Speaking to LBC Radio, James Heappey, the armed forces minister, said that the threat from an Islamic State affiliate, the Islamic State Khorasan, or ISIS-K, was so grave that he had been given a briefing on what to say if it happened as he spoke in broadcast interviews.
“There is real imminence, there is real credibility and there is real lethality to the plans we are aware of,” Mr. Heappey said, adding: “I was given lines today for what might happen if the attack happened while I was doing this media round — we are not doing this unnecessarily, we are not being overly cautious.”
Because of the threat, Britain has now changed its formal travel advice and told those hoping to leave the country to stay away from the Kabul airport, a warning that may prompt those desperate to leave the country to head for international land borders instead.
In his interview, Mr.

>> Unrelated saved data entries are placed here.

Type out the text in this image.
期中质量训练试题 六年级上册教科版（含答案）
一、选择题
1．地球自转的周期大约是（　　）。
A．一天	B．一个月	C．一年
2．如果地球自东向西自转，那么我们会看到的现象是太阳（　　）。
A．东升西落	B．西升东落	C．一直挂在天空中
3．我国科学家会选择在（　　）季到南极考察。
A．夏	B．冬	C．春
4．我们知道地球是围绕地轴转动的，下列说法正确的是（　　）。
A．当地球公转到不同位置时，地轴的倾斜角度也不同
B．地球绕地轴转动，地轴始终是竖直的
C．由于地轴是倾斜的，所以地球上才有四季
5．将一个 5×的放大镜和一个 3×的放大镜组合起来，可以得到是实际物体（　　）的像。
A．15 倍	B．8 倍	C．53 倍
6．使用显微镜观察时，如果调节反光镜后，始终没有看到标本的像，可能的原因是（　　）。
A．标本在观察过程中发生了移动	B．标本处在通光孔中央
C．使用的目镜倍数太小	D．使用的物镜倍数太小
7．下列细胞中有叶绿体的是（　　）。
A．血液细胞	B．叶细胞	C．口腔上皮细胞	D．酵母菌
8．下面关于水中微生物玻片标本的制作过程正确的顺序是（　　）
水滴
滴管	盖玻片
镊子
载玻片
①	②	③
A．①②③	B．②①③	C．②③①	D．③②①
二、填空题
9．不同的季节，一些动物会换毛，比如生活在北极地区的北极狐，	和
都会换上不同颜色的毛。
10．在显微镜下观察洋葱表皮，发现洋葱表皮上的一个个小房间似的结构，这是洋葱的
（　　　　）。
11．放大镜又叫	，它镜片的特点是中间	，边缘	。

Heappey acknowledged that the “clock continues to tick down,” for the evacuation operation.
“The intelligence we have been receiving over the imminence and credibility of an Islamic State attack,” he added, “has grown significantly to the point where in all good conscience we couldn’t do anything but change the travel advice last night to advise people against moving to Kabul airport and if they are at the airport to move away to a place of safety.”
Speaking to the BBC, Mr. Heappey said that Britain had evacuated just under 2,000 people in the previous 24 hours but said that perhaps a further 1,000 of those it wants to extract remained inside the country. Eleven more British military flights were planned for Thursday, he said.
According to British media reports, Ben Wallace, the defense secretary, told lawmakers in a private meeting on Wednesday that the better option for some of those hoping to leave Afghanistan would be to head for an international border with Pakistan or Iran.
Mr. Wallace has previously acknowledged in public that Britain would be unable to evacuate some of those it wants to get out of the country but promised that, if they managed to leave Afghanistan themselves, they would be provided assistance once outside the country. Officials say that this would probably be done through embassies and consular services in nations bordering Afghanistan.